La méfiance, ou défiance, très facilement concevable dans ce contexte entre les alliés, n’est pourtant pas de mise au poste avancé McClain, selon plusieurs soldats. Même si un « mur de l’amitié » a été bâti pour éviter tout incident à la mi-août, alors que les « attaques de l’intérieur » étaient à leur apogée. Le lieutenant-colonel Rafiullah, en charge du bataillon afghan, estimait alors que le mur rendrait ses hommes plus indépendants. Il a aussi demandé que 25 de ses soldats, munis de cartes d’identité, puissent aller et venir librement, mais non armés, dans la partie américaine du camp.
À l’inverse, les militaires américains circulent, eux, avec leur fusil chargé en zone afghane. Les soldats de l’ANA (l’Armée nationale afghane) « ne voient pas cela comme quelque chose d’irrespectueux », assure le major Matthew Albertus, l’officier en charge de la base. « Rafiullah fait de la bonne prise en charge de ses conseillers (occidentaux) une affaire personnelle. Il se sent responsable de notre sécurité », ajoute-t-il. Quant aux éventuelles divergences, « nous sommes capables de parler de cela » et « il n’y a aucune ambiguïté », selon lui. Côté afghan, des agents des services de renseignements sont infiltrés dans les rangs de l’armée pour détecter d’éventuels fauteurs de troubles, explique le capitaine Hayauddin Hekmat, porte-parole du lieutenant-colonel. « Depuis quatre mois, nous menons des missions conjointes, sans incident », remarque-t-il.

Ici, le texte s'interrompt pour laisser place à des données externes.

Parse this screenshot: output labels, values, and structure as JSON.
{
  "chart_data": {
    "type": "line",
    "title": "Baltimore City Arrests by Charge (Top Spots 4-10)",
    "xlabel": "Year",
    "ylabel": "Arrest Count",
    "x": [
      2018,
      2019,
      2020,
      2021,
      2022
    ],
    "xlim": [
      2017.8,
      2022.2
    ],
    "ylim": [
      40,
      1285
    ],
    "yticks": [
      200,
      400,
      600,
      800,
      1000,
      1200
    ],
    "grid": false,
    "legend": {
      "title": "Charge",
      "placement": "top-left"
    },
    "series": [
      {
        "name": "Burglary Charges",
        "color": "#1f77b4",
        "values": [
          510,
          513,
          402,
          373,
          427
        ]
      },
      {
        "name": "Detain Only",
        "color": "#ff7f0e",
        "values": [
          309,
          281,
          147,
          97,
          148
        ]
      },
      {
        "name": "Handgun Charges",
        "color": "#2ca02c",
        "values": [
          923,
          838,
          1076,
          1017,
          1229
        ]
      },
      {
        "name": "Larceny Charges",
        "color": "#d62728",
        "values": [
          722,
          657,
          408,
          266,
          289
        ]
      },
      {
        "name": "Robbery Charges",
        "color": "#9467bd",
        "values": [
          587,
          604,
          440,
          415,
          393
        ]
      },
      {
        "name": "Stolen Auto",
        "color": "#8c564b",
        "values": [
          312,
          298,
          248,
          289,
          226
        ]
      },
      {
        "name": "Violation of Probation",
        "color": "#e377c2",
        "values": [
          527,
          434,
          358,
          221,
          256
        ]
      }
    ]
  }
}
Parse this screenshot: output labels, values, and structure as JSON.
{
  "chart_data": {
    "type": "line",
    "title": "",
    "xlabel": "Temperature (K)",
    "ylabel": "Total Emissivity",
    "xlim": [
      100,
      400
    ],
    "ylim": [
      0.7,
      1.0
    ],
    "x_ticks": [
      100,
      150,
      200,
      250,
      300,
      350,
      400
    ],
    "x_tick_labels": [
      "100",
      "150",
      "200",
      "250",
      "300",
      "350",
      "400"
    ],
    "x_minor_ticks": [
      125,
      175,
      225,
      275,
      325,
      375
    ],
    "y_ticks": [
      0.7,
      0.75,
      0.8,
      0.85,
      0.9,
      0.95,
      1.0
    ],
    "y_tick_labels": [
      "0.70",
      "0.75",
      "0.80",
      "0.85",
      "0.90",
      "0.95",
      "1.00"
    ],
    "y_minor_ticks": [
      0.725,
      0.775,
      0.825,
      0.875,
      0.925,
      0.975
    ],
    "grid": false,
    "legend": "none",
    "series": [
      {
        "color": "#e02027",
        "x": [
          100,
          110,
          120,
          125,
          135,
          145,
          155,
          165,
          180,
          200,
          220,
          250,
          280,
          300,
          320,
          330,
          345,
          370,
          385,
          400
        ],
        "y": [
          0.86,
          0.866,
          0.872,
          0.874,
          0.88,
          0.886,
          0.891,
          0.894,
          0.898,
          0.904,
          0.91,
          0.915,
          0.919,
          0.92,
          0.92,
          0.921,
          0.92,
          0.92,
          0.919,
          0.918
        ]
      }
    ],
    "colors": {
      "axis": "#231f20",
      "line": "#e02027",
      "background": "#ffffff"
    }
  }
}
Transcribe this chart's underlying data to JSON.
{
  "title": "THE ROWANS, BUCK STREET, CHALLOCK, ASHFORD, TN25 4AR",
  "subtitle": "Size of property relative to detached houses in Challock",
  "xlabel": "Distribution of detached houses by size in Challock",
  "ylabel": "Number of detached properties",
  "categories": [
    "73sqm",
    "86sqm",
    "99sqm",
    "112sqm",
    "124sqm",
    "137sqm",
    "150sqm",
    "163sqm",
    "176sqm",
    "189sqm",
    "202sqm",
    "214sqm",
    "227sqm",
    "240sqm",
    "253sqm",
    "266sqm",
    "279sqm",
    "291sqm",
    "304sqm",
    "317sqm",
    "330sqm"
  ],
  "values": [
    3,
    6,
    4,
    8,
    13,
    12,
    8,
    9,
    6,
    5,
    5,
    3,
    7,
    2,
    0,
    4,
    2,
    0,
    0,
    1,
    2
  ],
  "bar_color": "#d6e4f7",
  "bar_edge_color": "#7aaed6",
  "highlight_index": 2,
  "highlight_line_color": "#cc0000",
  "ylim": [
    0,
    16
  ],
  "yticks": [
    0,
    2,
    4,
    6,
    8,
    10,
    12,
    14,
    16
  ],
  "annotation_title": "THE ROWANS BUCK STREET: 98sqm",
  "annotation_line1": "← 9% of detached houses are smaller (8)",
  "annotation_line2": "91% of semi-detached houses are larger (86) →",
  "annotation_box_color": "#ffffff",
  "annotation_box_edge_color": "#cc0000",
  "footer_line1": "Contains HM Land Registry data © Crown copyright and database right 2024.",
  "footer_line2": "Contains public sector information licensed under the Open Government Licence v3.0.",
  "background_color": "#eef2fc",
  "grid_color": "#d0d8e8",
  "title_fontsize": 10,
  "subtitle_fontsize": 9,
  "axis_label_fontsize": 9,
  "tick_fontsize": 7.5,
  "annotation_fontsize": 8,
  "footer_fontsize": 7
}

Le bataillon de Rafiullah fait partie d’un groupe de 74 sur 156 qualifiés d’« efficaces avec conseillers » dans un rapport publié en avril par le département de la Défense américain. Seuls 13 kandaks, ou bataillons, ont reçu la mention d’« indépendants avec conseillers ». À deux ans du retrait de l’essentiel des troupes de l’OTAN, le potentiel de l’armée et de la police afghanes, qui devront alors assumer seules la sécurité du pays, soulève de nombreuses interrogations. Dans un rapport publié lundi, l’International Crisis Group estime en outre que le gouvernement afghan pourrait sombrer après 2014 et le pays glisser dans un imprévisible chaos, notamment parce que ses forces de sécurité sont « dépassées et sous-préparées » à la transition sécuritaire.
Sur le terrain, entre champs, ruisseaux et vergers, le sergent de peloton Jason Patrick, qui en est à sa troisième mission afghane, résume la situation. « Il y a la bonne ANA et la mauvaise. Parfois, ils sont nuls. Ils veulent prendre le thé au beau milieu d’une patrouille. Mais nos ANA, ici, sont exemplaires. Ils sont prêts », analyse-t-il.
Le mois dernier, face à la multiplication des « attaques de l’intérieur », l’OTAN a décidé de réduire le nombre des patrouilles communes avec les Afghans. Avant cela, le bataillon de Rafiullah effectuait déjà les 9/10es des patrouilles de manière indépendante. « Ce n’est pas parce que nous partons. C’est parce qu’ils sont tout à fait capables de conduire ces opérations », affirme le major Albertus.